In such circumstances, a member may request another member to enter into consultations and notify the dispute settlement body (DSB) of this request. If consultations fail to settle the matter, the complaining member may request the establishment of a panel to examine the matter.
A panel must be established, unless the DSB decides otherwise by consensus. The DSU also provides for a system of appellate review, by a standing Appellate Body. Rulings of the Appellate Body (and un-appealed panel decisions) are automatically adopted by the DSB, unless there is consensus against adoption. The DSU provides for the surveillance of implementation of rulings and recommendations.
In the event that a ruling or recommendation is not implemented within a reasonable period of time, the DSB may authorize the complaining member to suspend the application to the other member concerned of concessions or other obligations under the covered WTO agreements.
This suspension may extend not only to concessions in the sector and under the agreement that is the subject of the dispute, but also, in certain circumstances, to “cross-retaliation” that is, the suspension of concessions in other sectors and under other covered agreements.
While compensation is also mentioned as a potential remedy in the DSU, the most effective mechanism, namely the suspension of concessions, would, of course, be particularly persuasive where the complaining member is an economically powerful state. The DSU contains its own “special and differential treatment” provisions.
In particular, members are to exercise restraint in raising matters under the DSU that involve a least developed country member and in requesting compensation or seeking authorization to suspend concessions.
Particular consideration must be given to the special situation of least-developed countries in all stages of the determination of the causes of a dispute and of dispute settlement procedures involving least- developed country member. And special efforts to resolve a matter must be attempted before the establishment of a panel is sought.
In addition, the WTO Secretariat must make available a qualified legal expert from the WTO technical cooperation services to any developing country member that so request. However, this assistance must be provided in a manner that ensures the continued impartiality of the Secretariat.
In recognition of the limitation of this provision, a Law Advisory Centre has been recently established to provide legal assistance to developing countries engaged in WTO disputes. The WTO dispute settlement system contrasts starkly with the dispute settlement procedures available under the Biosafety Protocol, which, are largely non-mandatory and non-binding, as well as with the IPPC procedure, which can address technical aspects of disputes in a non-binding manner.

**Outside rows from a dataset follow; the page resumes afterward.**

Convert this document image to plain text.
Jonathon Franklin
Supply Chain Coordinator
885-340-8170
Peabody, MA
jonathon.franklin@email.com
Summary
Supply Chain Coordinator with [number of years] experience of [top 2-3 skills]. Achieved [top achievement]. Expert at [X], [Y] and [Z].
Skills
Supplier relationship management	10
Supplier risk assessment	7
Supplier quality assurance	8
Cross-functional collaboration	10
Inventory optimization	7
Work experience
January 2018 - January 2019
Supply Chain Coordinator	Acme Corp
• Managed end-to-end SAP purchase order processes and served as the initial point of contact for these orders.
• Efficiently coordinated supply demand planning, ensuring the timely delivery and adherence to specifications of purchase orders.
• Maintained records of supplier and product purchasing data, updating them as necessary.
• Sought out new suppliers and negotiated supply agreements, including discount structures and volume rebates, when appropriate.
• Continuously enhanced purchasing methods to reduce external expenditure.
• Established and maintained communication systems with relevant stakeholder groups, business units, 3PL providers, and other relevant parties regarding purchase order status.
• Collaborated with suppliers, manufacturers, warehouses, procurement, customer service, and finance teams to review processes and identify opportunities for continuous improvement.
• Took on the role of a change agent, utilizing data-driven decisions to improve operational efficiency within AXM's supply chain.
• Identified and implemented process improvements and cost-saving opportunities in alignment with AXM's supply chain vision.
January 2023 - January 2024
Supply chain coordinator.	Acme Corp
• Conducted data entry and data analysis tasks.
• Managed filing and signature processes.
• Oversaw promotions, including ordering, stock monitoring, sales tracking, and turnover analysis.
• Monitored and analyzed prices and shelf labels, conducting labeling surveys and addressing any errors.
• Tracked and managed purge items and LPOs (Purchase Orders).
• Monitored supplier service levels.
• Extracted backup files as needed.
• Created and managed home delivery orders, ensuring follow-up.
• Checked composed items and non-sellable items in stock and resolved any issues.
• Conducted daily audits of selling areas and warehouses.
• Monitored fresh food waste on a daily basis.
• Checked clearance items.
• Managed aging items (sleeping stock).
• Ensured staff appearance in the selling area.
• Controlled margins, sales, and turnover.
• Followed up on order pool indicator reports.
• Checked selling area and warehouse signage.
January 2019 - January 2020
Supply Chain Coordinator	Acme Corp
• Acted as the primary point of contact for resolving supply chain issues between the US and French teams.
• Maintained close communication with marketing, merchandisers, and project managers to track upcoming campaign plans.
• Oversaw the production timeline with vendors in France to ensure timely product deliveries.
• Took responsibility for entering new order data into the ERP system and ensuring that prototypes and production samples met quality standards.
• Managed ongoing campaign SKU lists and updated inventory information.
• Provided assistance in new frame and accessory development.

In effect then, a dispute between two parties to the Biosafety Protocol, or perhaps more significantly between a party and a non-party, over a trade measure relating to a GMO, could well end up being determined by a WTO panel and/or the Appellate Body. This possibility caused serious concern during the Protocol negotiations, as States sought to agree on language to address the relationship between the Biosafety Protocol and the WTO.
It is especially significant since the largest exporter of GMOs, the United States, is likely to remain a non-party to the Protocol for some time to come, but is, at the same time, an active user of the WTO’s dispute settlement system.
In common with other judicial bodies, the significance of the WTO dispute settlement system lies not only in its resolution of specific disputes between members but also in its interpretation of WTO rules, giving rise to the de facto evolution of WTO disciplines.